Strengthening Constitutional Self-Government

No Left Turns

Don’t Cry for BROWN’s Demise

That’s the thoughtful if partly misguided conclusion of Juan Williams. Williams is wrong that BROWN imposed a race-conscious remedy. It actually only demanded that a kid not be assigned to a school based on his race. But it is true that a unanimous court in SWANN (1971) ruled that BROWN actually mandated maxing out on real integration and so Court-ordered busing. All other educational considerations should give way to the goal of racial balance. It is disquieting that a proper understanding of BROWN eluded every member on the Court, and one reason for that is that BROWN just isn’t a well reasoned argument (although it was a perfectly correct decision). Now, Juan contends, racial malice just can’t be blamed for all our bad schools and the real scandal of very unequal educational opportunity. Our new goal should be much less about integration and much more about a good education for all our children. Empty, elitist talk about diversity should give way to a serious examination of what our devotion to equality really demands of us.

Discussions - 6 Comments

But Peter, Brown inherently mandated coercive integration by concluding that black kids' self-esteem was implicated in even de facto segregation. Thus they had to go to school with whites to get an equal education. And that's why Plessy wasn't really overturned legally. Though he doesn't make the point clearly, I think Juan is right here. He and Clarence agreed on this way back in the early 80's. I think the case yesterday is then a kind of turning point. The Court is modifying the reasoning of Brown without making it explicit, as you say in part because Brown was so poorly argued. Of course, there's always the possibility in future of a "compelling interest."
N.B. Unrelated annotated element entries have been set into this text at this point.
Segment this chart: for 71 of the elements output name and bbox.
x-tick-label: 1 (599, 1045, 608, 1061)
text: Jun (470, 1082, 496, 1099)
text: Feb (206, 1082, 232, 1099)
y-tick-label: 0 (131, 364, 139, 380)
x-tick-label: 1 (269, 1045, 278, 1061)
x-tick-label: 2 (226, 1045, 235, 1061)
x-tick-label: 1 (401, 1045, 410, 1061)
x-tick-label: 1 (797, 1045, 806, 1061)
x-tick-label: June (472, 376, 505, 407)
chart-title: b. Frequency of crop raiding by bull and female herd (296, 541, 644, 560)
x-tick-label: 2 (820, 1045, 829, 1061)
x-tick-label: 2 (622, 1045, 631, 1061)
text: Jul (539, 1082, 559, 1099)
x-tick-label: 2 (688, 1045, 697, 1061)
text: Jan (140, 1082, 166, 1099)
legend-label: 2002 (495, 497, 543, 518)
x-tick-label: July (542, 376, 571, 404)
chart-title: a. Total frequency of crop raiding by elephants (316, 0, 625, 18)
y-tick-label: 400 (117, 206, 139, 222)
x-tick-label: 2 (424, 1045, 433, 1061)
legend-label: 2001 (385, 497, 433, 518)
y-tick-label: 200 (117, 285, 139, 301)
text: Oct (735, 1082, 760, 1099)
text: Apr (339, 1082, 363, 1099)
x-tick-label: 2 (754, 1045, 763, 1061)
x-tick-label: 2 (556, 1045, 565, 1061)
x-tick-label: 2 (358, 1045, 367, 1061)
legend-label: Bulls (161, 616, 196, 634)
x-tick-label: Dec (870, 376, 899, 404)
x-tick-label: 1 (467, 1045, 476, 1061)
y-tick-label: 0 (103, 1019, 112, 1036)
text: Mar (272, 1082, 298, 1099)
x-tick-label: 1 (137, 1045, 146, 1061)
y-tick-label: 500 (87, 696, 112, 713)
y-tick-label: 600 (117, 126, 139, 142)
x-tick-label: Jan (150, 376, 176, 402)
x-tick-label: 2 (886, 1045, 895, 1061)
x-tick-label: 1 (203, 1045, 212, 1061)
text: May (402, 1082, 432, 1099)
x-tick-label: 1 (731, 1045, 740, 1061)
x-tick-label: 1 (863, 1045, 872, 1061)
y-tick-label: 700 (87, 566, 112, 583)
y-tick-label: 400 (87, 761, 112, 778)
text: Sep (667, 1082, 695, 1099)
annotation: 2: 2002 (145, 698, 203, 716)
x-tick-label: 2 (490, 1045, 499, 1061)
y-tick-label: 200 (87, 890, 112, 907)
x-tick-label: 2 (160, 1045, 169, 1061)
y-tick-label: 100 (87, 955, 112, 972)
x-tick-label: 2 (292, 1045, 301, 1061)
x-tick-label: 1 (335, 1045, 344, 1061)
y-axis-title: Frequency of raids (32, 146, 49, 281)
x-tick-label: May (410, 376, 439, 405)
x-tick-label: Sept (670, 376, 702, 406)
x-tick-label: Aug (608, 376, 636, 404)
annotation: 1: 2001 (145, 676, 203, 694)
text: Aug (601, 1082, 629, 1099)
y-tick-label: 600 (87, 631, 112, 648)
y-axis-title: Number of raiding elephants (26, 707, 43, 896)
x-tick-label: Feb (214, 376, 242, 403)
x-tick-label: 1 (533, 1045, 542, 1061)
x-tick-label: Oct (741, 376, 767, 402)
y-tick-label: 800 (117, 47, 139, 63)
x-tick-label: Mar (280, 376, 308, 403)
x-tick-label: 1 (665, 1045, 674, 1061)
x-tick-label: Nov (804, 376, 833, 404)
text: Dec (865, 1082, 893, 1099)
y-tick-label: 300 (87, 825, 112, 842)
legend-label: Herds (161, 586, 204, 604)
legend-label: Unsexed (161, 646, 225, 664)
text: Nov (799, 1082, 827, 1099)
I just read Mona Charen's article posted at NRO, wherein she discusses Justice Thomas's concurrence in the schools case (which I have not yet read). Clarence makes the argument I pointed to above, as one would expect. By the way, I did read Thomas's concurrence in Morse v. Frederick, and it is great also, as Julie I think mentions below.

A good column by Juan Williams. Instead of living in the past like Breyer, the other SCOTUS judicial supremacists, the NAACP and the Democratic party, he's looking at current realities and what's best for kids.

Doesn't Brown actually say that it's the legal separation solely by race affects the heart and mind etc.? It just wasn't understood at the time as reversing Plessy by saying that legal separation could never be equal. The initial interpretation of Brown everywhere was neighborhood schools, there was no thought of busing or anything like that.The change in the view of
Brown came in Greene v. New Kent County etc. in response to a way of taking race out of the law while maintaining virtually perfect actual segregation. Brown clearly is concerned with de jure segregation, the de facto concerns came later, and certainly it's true enough that its mushy psycho argument could be spun to fit them.

Well, I see your point, though I think law in general got trumped by social science in the nerve of the Brown argument. I read Clarence's opinion this afternoon and the whole vast middle of it is a throughgoing refutation of the social science arguments about the psychological benefits to blacks of integrated education remade by Breyer. He also angers Breyer I'm sure by pointing out that many of his arguments were similar to those made by the segregations pre-Brown. It is likely that the Brown Court did not foresee the social engineering schemes nor the diversity regime that their argument would invite and encourage. Still, it took all this time to put Brown in its own "Locke Box," tenuously.